L’évaluation de l’ONUDI révèle que les pays les moins avancés (PMA), en particulier africains, accusent un retard significatif dans la réalisation des Objectifs de développement durable (ODD) liés à l’accès à l’énergie, l’efficacité des ressources, l’industrialisation et l’innovation. «Ces écarts sont particulièrement aigus dans les PMA africains, où l’industrialisation a progressé beaucoup plus lentement que dans les PMA d’Asie-Pacifique», souligne le dernier rapport sur le développement industriel 2024 que vient de publier l’ONUDI.

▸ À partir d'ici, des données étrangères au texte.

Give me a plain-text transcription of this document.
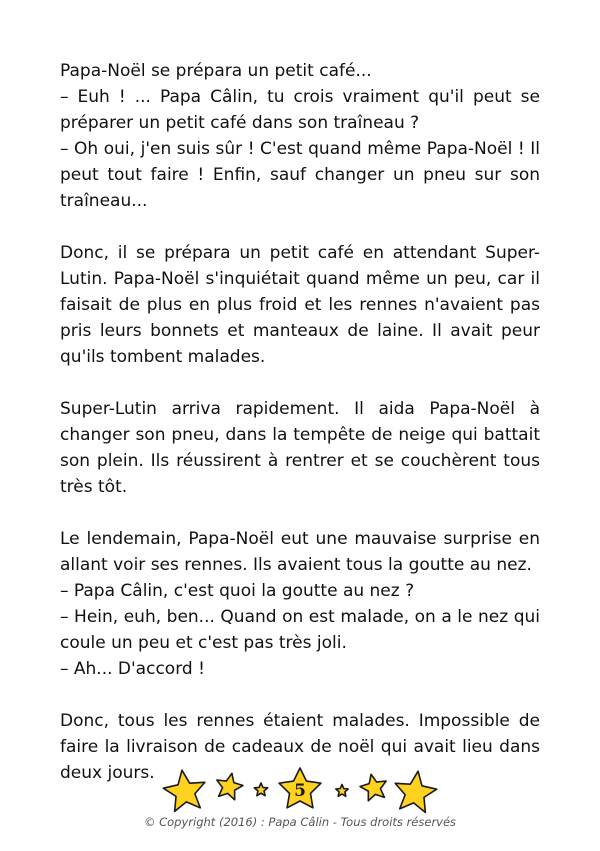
Papa-Noël se prépara un petit café...
– Euh ! ... Papa Câlin, tu crois vraiment qu'il peut se
préparer un petit café dans son traîneau ?
– Oh oui, j'en suis sûr ! C'est quand même Papa-Noël ! Il
peut tout faire ! Enfin, sauf changer un pneu sur son
traîneau...
Donc, il se prépara un petit café en attendant Super-
Lutin. Papa-Noël s'inquiétait quand même un peu, car il
faisait de plus en plus froid et les rennes n'avaient pas
pris leurs bonnets et manteaux de laine. Il avait peur
qu'ils tombent malades.
Super-Lutin arriva rapidement. Il aida Papa-Noël à
changer son pneu, dans la tempête de neige qui battait
son plein. Ils réussirent à rentrer et se couchèrent tous
très tôt.
Le lendemain, Papa-Noël eut une mauvaise surprise en
allant voir ses rennes. Ils avaient tous la goutte au nez.
– Papa Câlin, c'est quoi la goutte au nez ?
– Hein, euh, ben... Quand on est malade, on a le nez qui
coule un peu et c'est pas très joli.
– Ah... D'accord !
Donc, tous les rennes étaient malades. Impossible de
faire la livraison de cadeaux de noël qui avait lieu dans
deux jours.
5
© Copyright (2016) : Papa Câlin - Tous droits réservés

Le Centre d'excellence vise à s'aligner sur des cadres stratégiques tels que l'Agenda 2063.. DR
Priorité aux pays les moins avancés
Avec un écart projeté de 91% d’ici 2030 dans l’innovation, 83% dans la croissance économique et 67% dans l’énergie propre, l’Afrique doit urgemment prioriser ces domaines. « Les choix d’aujourd’hui détermineront la trajectoire de la région pour atteindre les ODD », alerte l’ONUDI.
Malgré d’énormes défis, l’Afrique recèle d’immenses opportunités, notamment dans la transition énergétique. Le rapport souligne le potentiel du continent à « faire un bond en avant vers les technologies vertes et la mobilité électrique », contribuant significativement à ses objectifs d’industrialisation durable.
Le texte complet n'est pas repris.